The area of $\triangle ABC$ is given by $\frac{1}{2} |x_1(y_2 - y_3) + x_2(y_3 - y_1) + x_3(y_1 - y_2)|$.
Let $D, E,$ and $F$ be the midpoints of sides $BC, AC,$ and $AB$ respectively.
The coordinates of the midpoints are $D = (\frac{x_2+x_3}{2}, \frac{y_2+y_3}{2})$,$E = (\frac{x_1+x_3}{2}, \frac{y_1+y_3}{2})$,and $F = (\frac{x_1+x_2}{2}, \frac{y_1+y_2}{2})$.
Using the area formula for $\triangle DEF$,we calculate the area as $\frac{1}{2} |x_D(y_E - y_F) + x_E(y_F - y_D) + x_F(y_D - y_E)|$.
Substituting the coordinates and simplifying,we get the area of $\triangle DEF = \frac{1}{4} \times \text{Area of } \triangle ABC$.

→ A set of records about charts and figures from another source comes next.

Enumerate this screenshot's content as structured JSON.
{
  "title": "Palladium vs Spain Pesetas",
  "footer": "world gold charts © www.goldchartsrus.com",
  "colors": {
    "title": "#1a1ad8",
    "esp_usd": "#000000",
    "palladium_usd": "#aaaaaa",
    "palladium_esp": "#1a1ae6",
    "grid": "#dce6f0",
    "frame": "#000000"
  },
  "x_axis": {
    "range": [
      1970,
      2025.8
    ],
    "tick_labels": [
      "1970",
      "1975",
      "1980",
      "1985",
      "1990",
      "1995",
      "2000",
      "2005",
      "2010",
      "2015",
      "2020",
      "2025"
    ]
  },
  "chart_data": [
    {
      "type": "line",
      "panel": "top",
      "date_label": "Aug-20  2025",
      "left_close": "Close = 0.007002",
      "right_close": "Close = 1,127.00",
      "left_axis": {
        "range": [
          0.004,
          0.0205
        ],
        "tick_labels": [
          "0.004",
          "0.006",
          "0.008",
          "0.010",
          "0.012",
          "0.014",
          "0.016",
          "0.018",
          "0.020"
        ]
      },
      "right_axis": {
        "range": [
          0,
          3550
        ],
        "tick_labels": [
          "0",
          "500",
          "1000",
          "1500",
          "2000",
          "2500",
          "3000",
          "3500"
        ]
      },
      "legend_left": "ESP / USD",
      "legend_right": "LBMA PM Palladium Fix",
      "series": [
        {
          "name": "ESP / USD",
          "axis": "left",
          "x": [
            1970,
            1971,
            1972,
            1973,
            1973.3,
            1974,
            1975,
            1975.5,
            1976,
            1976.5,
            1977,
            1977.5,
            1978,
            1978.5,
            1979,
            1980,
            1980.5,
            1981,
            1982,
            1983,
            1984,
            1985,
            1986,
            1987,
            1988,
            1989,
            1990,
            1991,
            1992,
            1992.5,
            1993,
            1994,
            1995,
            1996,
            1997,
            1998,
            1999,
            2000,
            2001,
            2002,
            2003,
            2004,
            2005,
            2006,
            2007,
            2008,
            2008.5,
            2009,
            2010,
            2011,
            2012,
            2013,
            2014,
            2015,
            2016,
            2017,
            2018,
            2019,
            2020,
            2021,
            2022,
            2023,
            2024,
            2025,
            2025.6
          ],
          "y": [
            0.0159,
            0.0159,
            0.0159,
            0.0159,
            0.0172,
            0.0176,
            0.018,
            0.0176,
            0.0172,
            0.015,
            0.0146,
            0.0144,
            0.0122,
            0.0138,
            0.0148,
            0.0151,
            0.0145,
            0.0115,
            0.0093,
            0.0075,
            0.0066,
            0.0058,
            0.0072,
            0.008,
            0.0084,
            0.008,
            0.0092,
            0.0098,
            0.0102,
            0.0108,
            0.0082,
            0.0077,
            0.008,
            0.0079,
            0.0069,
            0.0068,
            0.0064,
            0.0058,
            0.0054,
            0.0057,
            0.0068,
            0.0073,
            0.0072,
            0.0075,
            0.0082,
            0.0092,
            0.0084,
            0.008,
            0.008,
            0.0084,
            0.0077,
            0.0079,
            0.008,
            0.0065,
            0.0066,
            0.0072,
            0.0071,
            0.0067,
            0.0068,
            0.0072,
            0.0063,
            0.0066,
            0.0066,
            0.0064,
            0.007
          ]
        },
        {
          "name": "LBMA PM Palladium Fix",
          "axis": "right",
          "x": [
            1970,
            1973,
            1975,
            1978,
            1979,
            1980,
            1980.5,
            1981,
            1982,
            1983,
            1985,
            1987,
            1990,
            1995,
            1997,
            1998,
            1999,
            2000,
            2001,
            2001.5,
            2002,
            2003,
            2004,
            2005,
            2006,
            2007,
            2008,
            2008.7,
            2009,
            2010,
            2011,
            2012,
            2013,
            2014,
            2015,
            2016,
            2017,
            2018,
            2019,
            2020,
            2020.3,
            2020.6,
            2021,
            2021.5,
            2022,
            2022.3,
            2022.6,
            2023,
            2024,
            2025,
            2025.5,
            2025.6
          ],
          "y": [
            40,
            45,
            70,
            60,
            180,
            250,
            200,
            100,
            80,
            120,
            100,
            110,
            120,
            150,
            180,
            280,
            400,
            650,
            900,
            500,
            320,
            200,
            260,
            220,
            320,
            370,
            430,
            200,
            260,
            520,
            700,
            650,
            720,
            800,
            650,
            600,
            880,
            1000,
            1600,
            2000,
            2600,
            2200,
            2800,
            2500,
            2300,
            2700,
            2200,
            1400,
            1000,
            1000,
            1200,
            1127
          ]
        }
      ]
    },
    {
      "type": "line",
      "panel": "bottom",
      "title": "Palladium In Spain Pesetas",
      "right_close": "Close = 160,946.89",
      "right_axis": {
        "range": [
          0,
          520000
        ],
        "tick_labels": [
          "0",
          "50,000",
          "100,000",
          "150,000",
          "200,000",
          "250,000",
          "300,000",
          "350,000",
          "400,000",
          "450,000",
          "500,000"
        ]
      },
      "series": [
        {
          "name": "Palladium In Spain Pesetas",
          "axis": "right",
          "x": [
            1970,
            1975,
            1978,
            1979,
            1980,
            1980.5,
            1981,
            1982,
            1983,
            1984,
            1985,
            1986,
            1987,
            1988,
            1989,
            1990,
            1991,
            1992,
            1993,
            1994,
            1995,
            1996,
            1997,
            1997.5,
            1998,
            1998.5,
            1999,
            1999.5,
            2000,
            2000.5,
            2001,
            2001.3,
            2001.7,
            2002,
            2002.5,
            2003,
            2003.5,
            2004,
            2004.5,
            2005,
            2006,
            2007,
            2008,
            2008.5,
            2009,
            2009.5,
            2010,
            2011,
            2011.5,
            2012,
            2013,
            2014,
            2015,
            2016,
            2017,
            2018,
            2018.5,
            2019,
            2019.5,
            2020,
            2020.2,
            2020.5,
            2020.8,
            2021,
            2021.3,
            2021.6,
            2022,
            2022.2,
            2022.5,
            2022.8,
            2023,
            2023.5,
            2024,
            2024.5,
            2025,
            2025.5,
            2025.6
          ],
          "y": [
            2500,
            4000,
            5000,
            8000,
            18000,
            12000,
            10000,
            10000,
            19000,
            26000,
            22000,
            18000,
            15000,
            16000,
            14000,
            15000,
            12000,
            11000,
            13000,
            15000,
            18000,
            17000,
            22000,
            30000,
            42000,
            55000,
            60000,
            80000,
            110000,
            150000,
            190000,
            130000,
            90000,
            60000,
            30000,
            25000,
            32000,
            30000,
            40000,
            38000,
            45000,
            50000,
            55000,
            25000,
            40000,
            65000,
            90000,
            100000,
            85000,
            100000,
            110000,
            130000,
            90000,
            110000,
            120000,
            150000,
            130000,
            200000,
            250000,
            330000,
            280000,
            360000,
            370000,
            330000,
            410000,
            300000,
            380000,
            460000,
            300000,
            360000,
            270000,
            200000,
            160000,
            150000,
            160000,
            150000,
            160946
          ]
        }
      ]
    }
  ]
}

Alternatively,by the Midpoint Theorem,$\triangle AFE \sim \triangle ABC$ with ratio $1:2$,so $\text{Area}(\triangle AFE) = \frac{1}{4} \text{Area}(\triangle ABC)$. Similarly for other small triangles,the central triangle $\triangle DEF$ also has an area equal to $\frac{1}{4} \text{Area}(\triangle ABC)$.